La gestion de la douleur pendant les règles repose sur les AINS comme l'ibuprofène ou le diclofénac, qui en plus d'antalgiser réduisent de 25 à 30 pour cent le volume menstruel, ce qui est un bénéfice à double détente chez la patiente carencée en fer.

Conclusion

La carence en fer est fréquente, sous-diagnostiquée et facile à corriger.

Une simple prise de sang avec NFS et ferritine permet de confirmer le diagnostic et d'orienter la cause.

Le traitement oral sur 3 à 6 mois suffit dans la grande majorité des cas, avec une perfusion IV en cas d'intolérance ou d'urgence.

L'essentiel est d'en identifier la cause sous-jacente (règles abondantes, saignement digestif, malabsorption, grossesse) pour éviter les récidives.

Retrouver des stocks de ferritine suffisants, c'est retrouver son énergie, sa concentration et sa tolérance à l'effort.

Cet article est fourni à titre informatif et ne remplace pas l'avis médical personnalisé. Consultez votre médecin en cas de fatigue inhabituelle ou de signes évoquant une anémie.

Ressources utiles et suivi

En pratique, une bonne coordination entre médecin traitant, biologiste, gynécologue et diététicien accélère le retour à une ferritine normale.

Notez vos apports en fer alimentaire sur une semaine type, rapportez les résultats biologiques à chaque consultation et programmez le contrôle de NFS et ferritine aux dates prévues.

La ménorragie étant l'une des causes les plus fréquentes, discutez aussi la contraception hormonale non seulement pour son effet contraceptif mais aussi pour son effet réducteur sur le volume menstruel.

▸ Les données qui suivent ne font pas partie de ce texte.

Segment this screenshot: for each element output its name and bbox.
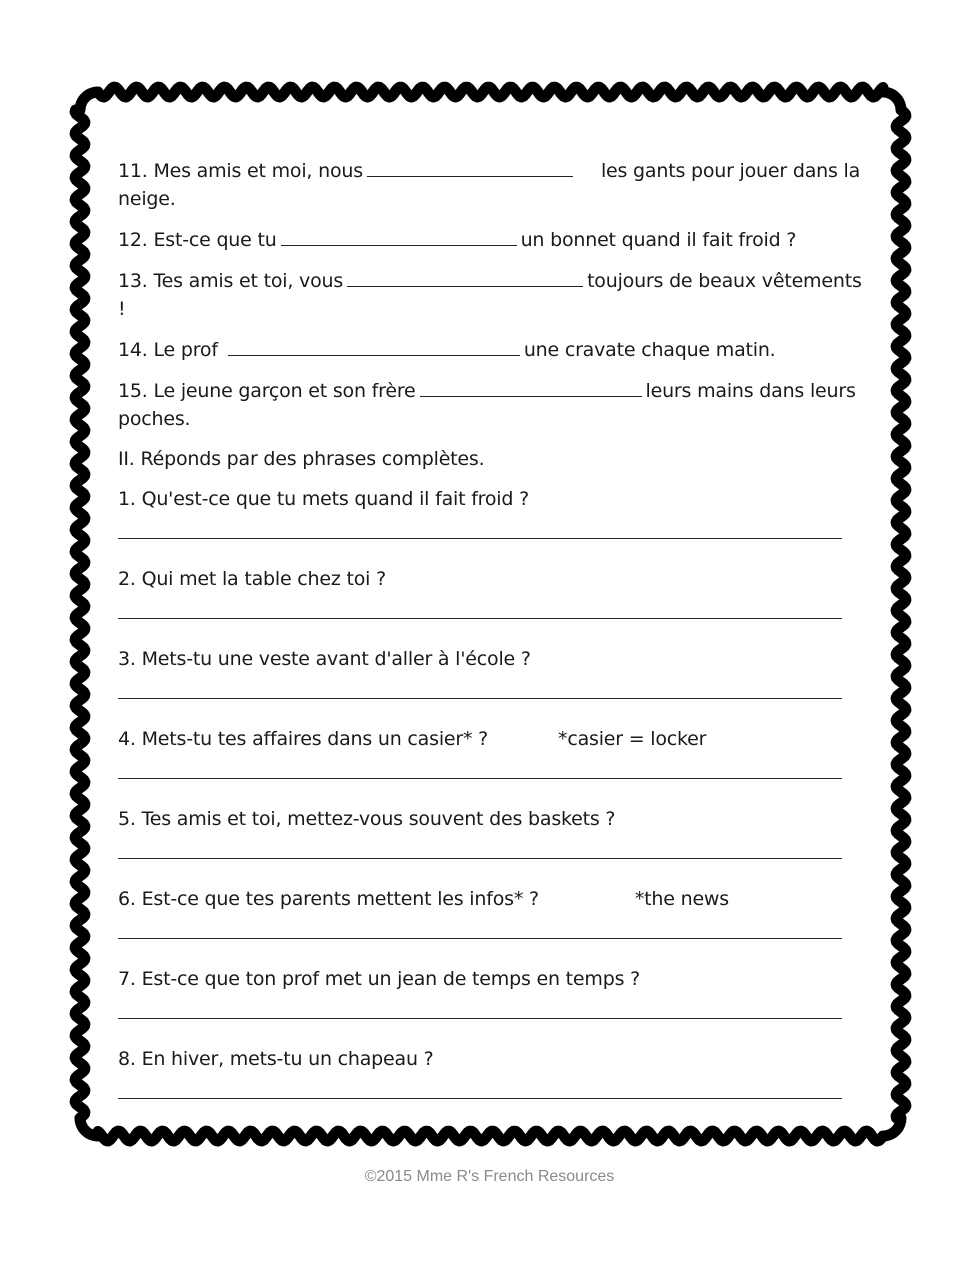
fill-in-item-13: 13. Tes amis et toi, vous toujours de beaux vêtements ! [118, 266, 868, 323]
fill-in-item-11: 11. Mes amis et moi, nous les gants pour jouer dans la neige. [118, 156, 868, 213]
answer-line[interactable] [118, 1098, 842, 1099]
footnote: *casier = locker [558, 728, 707, 750]
worksheet-content [118, 156, 868, 1125]
answer-blank[interactable] [420, 376, 642, 397]
answer-blank[interactable] [228, 335, 520, 356]
answer-line[interactable] [118, 938, 842, 939]
fill-in-item-15: 15. Le jeune garçon et son frère leurs mains dans leurs poches. [118, 376, 868, 433]
copyright-footer: ©2015 Mme R's French Resources [364, 1168, 615, 1185]
fill-in-item-14: 14. Le prof une cravate chaque matin. [118, 335, 868, 364]
question-3: 3. Mets-tu une veste avant d'aller à l'école ? [118, 648, 531, 670]
answer-line[interactable] [118, 1018, 842, 1019]
question-7: 7. Est-ce que ton prof met un jean de temps en temps ? [118, 968, 640, 990]
answer-blank[interactable] [281, 225, 517, 246]
question-4: 4. Mets-tu tes affaires dans un casier* ? *casier = locker [118, 728, 707, 750]
footnote: *the news [634, 888, 729, 910]
fill-in-item-12: 12. Est-ce que tu un bonnet quand il fait froid ? [118, 225, 868, 254]
question-1: 1. Qu'est-ce que tu mets quand il fait froid ? [118, 488, 529, 510]
answer-line[interactable] [118, 698, 842, 699]
section-title: II. Réponds par des phrases complètes. [118, 448, 485, 470]
question-6: 6. Est-ce que tes parents mettent les infos* ? *the news [118, 888, 729, 910]
fill-in-section [118, 156, 868, 433]
answer-line[interactable] [118, 778, 842, 779]
answer-line[interactable] [118, 858, 842, 859]
answer-line[interactable] [118, 538, 842, 539]
answer-line[interactable] [118, 618, 842, 619]
question-8: 8. En hiver, mets-tu un chapeau ? [118, 1048, 434, 1070]
answer-blank[interactable] [367, 156, 573, 177]
question-2: 2. Qui met la table chez toi ? [118, 568, 386, 590]
answer-blank[interactable] [347, 266, 583, 287]
questions-list [118, 485, 868, 1099]
question-5: 5. Tes amis et toi, mettez-vous souvent des baskets ? [118, 808, 616, 830]
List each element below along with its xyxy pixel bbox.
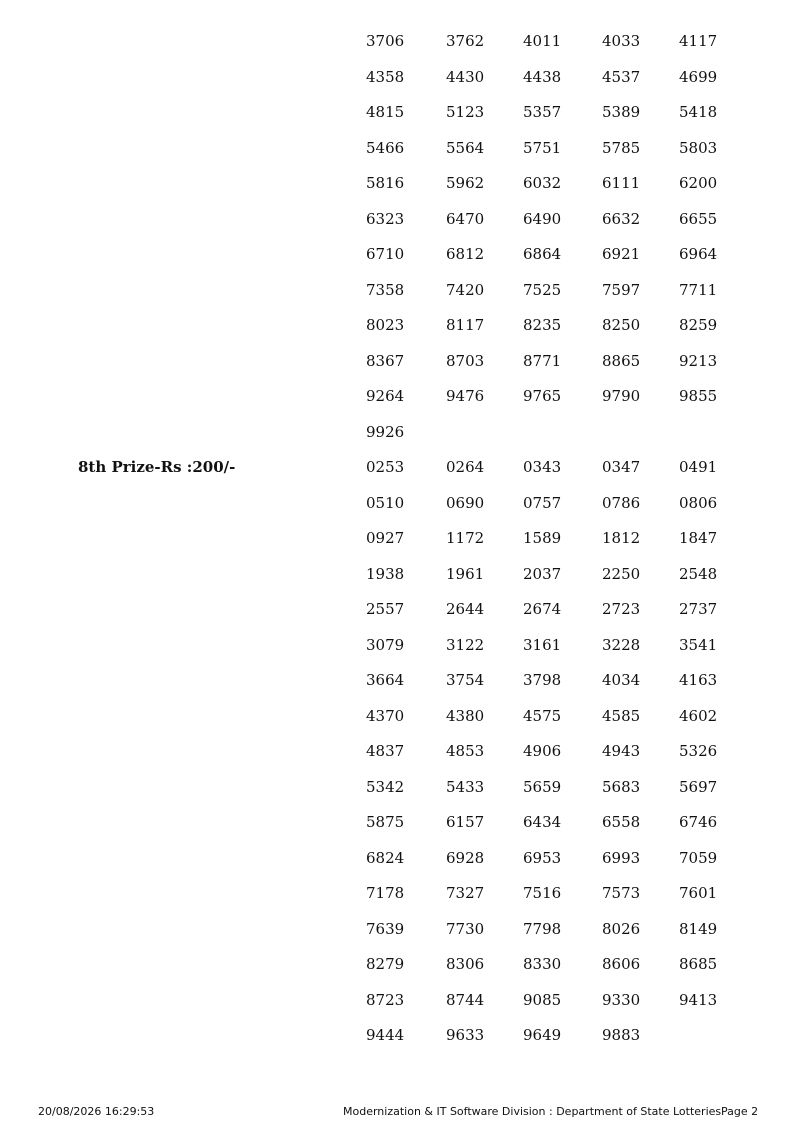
winning-number: 7573 — [602, 884, 641, 902]
winning-number: 5785 — [602, 138, 641, 157]
footer-division: Modernization & IT Software Division : Department of State Lotteries — [343, 1105, 722, 1118]
winning-number: 6864 — [523, 245, 562, 263]
winning-number: 6111 — [602, 174, 641, 192]
winning-number: 8023 — [366, 316, 405, 334]
winning-number: 0347 — [602, 458, 641, 476]
winning-number: 5418 — [679, 103, 718, 121]
winning-number: 5683 — [602, 777, 641, 796]
winning-number: 8306 — [446, 955, 485, 973]
winning-number: 6558 — [602, 813, 641, 831]
winning-number: 6470 — [446, 209, 485, 228]
winning-number: 3228 — [602, 635, 641, 654]
number-row — [0, 598, 800, 620]
winning-number: 9330 — [602, 990, 641, 1009]
winning-number: 5466 — [366, 138, 405, 157]
winning-number: 3541 — [679, 635, 718, 654]
winning-number: 3161 — [523, 635, 562, 654]
winning-number: 9855 — [679, 387, 718, 405]
winning-number: 6928 — [446, 848, 485, 867]
winning-number: 7358 — [366, 280, 405, 299]
winning-number: 9790 — [602, 387, 641, 405]
winning-number: 8723 — [366, 990, 405, 1009]
winning-number: 8026 — [602, 919, 641, 938]
number-row — [0, 634, 800, 656]
winning-number: 3754 — [446, 671, 485, 689]
winning-number: 9264 — [366, 387, 405, 405]
winning-number: 4815 — [366, 103, 405, 121]
winning-number: 9413 — [679, 990, 718, 1009]
winning-number: 4358 — [366, 67, 405, 86]
winning-number: 1938 — [366, 564, 405, 583]
number-row — [0, 953, 800, 975]
winning-number: 3122 — [446, 635, 485, 654]
winning-number: 4602 — [679, 706, 718, 725]
number-row — [0, 66, 800, 88]
winning-number: 4117 — [679, 32, 718, 50]
number-row — [0, 421, 800, 443]
winning-number: 2250 — [602, 564, 641, 583]
winning-number: 8330 — [523, 955, 562, 973]
winning-number: 0927 — [366, 529, 405, 547]
winning-number: 5342 — [366, 777, 405, 796]
number-row — [0, 882, 800, 904]
number-row — [0, 847, 800, 869]
winning-number: 5659 — [523, 777, 562, 796]
winning-number: 1961 — [446, 564, 485, 583]
winning-number: 7639 — [366, 919, 405, 938]
winning-number: 5357 — [523, 103, 562, 121]
winning-number: 5433 — [446, 777, 485, 796]
winning-number: 8250 — [602, 316, 641, 334]
number-row — [0, 492, 800, 514]
winning-number: 0510 — [366, 493, 405, 512]
number-row — [0, 705, 800, 727]
winning-number: 0264 — [446, 458, 485, 476]
winning-number: 8606 — [602, 955, 641, 973]
winning-number: 6200 — [679, 174, 718, 192]
winning-number: 8279 — [366, 955, 405, 973]
winning-number: 4380 — [446, 706, 485, 725]
winning-number: 6632 — [602, 209, 641, 228]
winning-number: 5803 — [679, 138, 718, 157]
winning-number: 8367 — [366, 351, 405, 370]
winning-number: 4837 — [366, 742, 405, 760]
winning-number: 2548 — [679, 564, 718, 583]
winning-number: 2644 — [446, 600, 485, 618]
winning-number: 7798 — [523, 919, 562, 938]
winning-number: 4575 — [523, 706, 562, 725]
number-row — [0, 101, 800, 123]
winning-number: 3762 — [446, 32, 485, 50]
winning-number: 3706 — [366, 32, 405, 50]
winning-number: 9085 — [523, 990, 562, 1009]
winning-number: 5389 — [602, 103, 641, 121]
winning-number: 6490 — [523, 209, 562, 228]
number-row — [0, 740, 800, 762]
winning-number: 5697 — [679, 777, 718, 796]
winning-number: 5875 — [366, 813, 405, 831]
number-row — [0, 350, 800, 372]
winning-number: 9213 — [679, 351, 718, 370]
number-row — [0, 385, 800, 407]
winning-number: 8149 — [679, 919, 718, 938]
number-row — [0, 30, 800, 52]
winning-number: 2674 — [523, 600, 562, 618]
number-row — [0, 208, 800, 230]
winning-number: 8744 — [446, 990, 485, 1009]
winning-number: 7516 — [523, 884, 562, 902]
winning-number: 6032 — [523, 174, 562, 192]
winning-number: 5326 — [679, 742, 718, 760]
number-row — [0, 172, 800, 194]
winning-number: 4853 — [446, 742, 485, 760]
winning-number: 5123 — [446, 103, 485, 121]
number-row — [0, 669, 800, 691]
winning-number: 6824 — [366, 848, 405, 867]
winning-number: 2037 — [523, 564, 562, 583]
winning-number: 6812 — [446, 245, 485, 263]
footer-page-number: Page 2 — [721, 1105, 759, 1118]
winning-number: 0253 — [366, 458, 405, 476]
winning-number: 8235 — [523, 316, 562, 334]
winning-number: 7525 — [523, 280, 562, 299]
winning-number: 8117 — [446, 316, 485, 334]
number-row — [0, 137, 800, 159]
winning-number: 4033 — [602, 32, 641, 50]
number-row — [0, 456, 800, 478]
winning-number: 9926 — [366, 422, 405, 441]
winning-number: 6953 — [523, 848, 562, 867]
winning-number: 0690 — [446, 493, 485, 512]
number-row — [0, 279, 800, 301]
winning-number: 7711 — [679, 280, 718, 299]
winning-number: 4943 — [602, 742, 641, 760]
winning-number: 9765 — [523, 387, 562, 405]
winning-number: 6710 — [366, 245, 405, 263]
winning-number: 9444 — [366, 1026, 405, 1044]
number-row — [0, 243, 800, 265]
winning-number: 7327 — [446, 884, 485, 902]
winning-number: 7420 — [446, 280, 485, 299]
winning-number: 8259 — [679, 316, 718, 334]
winning-number: 8865 — [602, 351, 641, 370]
winning-number: 4163 — [679, 671, 718, 689]
number-row — [0, 989, 800, 1011]
winning-number: 1847 — [679, 529, 718, 547]
winning-number: 4906 — [523, 742, 562, 760]
winning-number: 2723 — [602, 600, 641, 618]
winning-number: 6746 — [679, 813, 718, 831]
footer-timestamp: 20/08/2026 16:29:53 — [38, 1105, 155, 1118]
number-row — [0, 918, 800, 940]
winning-number: 8771 — [523, 351, 562, 370]
winning-number: 4011 — [523, 32, 562, 50]
winning-number: 3798 — [523, 671, 562, 689]
winning-number: 7730 — [446, 919, 485, 938]
winning-number: 4370 — [366, 706, 405, 725]
winning-number: 4430 — [446, 67, 485, 86]
prize-heading: 8th Prize-Rs :200/- — [78, 458, 236, 476]
number-row — [0, 776, 800, 798]
winning-number: 7601 — [679, 884, 718, 902]
winning-number: 6964 — [679, 245, 718, 263]
winning-number: 7178 — [366, 884, 405, 902]
winning-number: 9476 — [446, 387, 485, 405]
winning-number: 6323 — [366, 209, 405, 228]
winning-number: 1589 — [523, 529, 562, 547]
winning-number: 5816 — [366, 174, 405, 192]
winning-number: 9883 — [602, 1026, 641, 1044]
winning-number: 6655 — [679, 209, 718, 228]
number-row — [0, 314, 800, 336]
winning-number: 4537 — [602, 67, 641, 86]
winning-number: 2557 — [366, 600, 405, 618]
winning-number: 4699 — [679, 67, 718, 86]
winning-number: 5751 — [523, 138, 562, 157]
winning-number: 6434 — [523, 813, 562, 831]
winning-number: 8703 — [446, 351, 485, 370]
winning-number: 0343 — [523, 458, 562, 476]
winning-number: 0806 — [679, 493, 718, 512]
winning-number: 0491 — [679, 458, 718, 476]
winning-number: 7059 — [679, 848, 718, 867]
winning-number: 7597 — [602, 280, 641, 299]
winning-number: 2737 — [679, 600, 718, 618]
winning-number: 9649 — [523, 1026, 562, 1044]
winning-number: 6921 — [602, 245, 641, 263]
winning-number: 4034 — [602, 671, 641, 689]
winning-number: 5962 — [446, 174, 485, 192]
winning-number: 3079 — [366, 635, 405, 654]
number-row — [0, 563, 800, 585]
winning-number: 0786 — [602, 493, 641, 512]
winning-number: 4585 — [602, 706, 641, 725]
winning-number: 9633 — [446, 1026, 485, 1044]
winning-number: 4438 — [523, 67, 562, 86]
winning-number: 0757 — [523, 493, 562, 512]
number-row — [0, 811, 800, 833]
number-row — [0, 527, 800, 549]
winning-number: 8685 — [679, 955, 718, 973]
winning-number: 6993 — [602, 848, 641, 867]
winning-number: 1812 — [602, 529, 641, 547]
winning-number: 1172 — [446, 529, 485, 547]
winning-number: 6157 — [446, 813, 485, 831]
winning-number: 3664 — [366, 671, 405, 689]
number-row — [0, 1024, 800, 1046]
winning-number: 5564 — [446, 138, 485, 157]
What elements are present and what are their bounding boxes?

Chez l'homme et la femme ménopausée, une carence en fer doit toujours faire rechercher activement un saignement digestif occulte par coloscopie et gastroscopie, même en l'absence de symptômes digestifs, car elle peut révéler un adénome colique ou, plus rarement, un cancer débutant dont la détection précoce change tout.

Enfin, méfiez-vous des compléments alimentaires marketing qui promettent monts et merveilles.

Les formes bisglycinate et liposomale existent et sont mieux tolérées que le sulfate ferreux classique, mais leur supériorité clinique n'est pas démontrée dans les essais à grande échelle, et elles coûtent nettement plus cher.

Le meilleur traitement reste celui que votre médecin aura choisi en fonction de vos paramètres biologiques et de votre tolérance individuelle, pris avec régularité pendant la durée prescrite.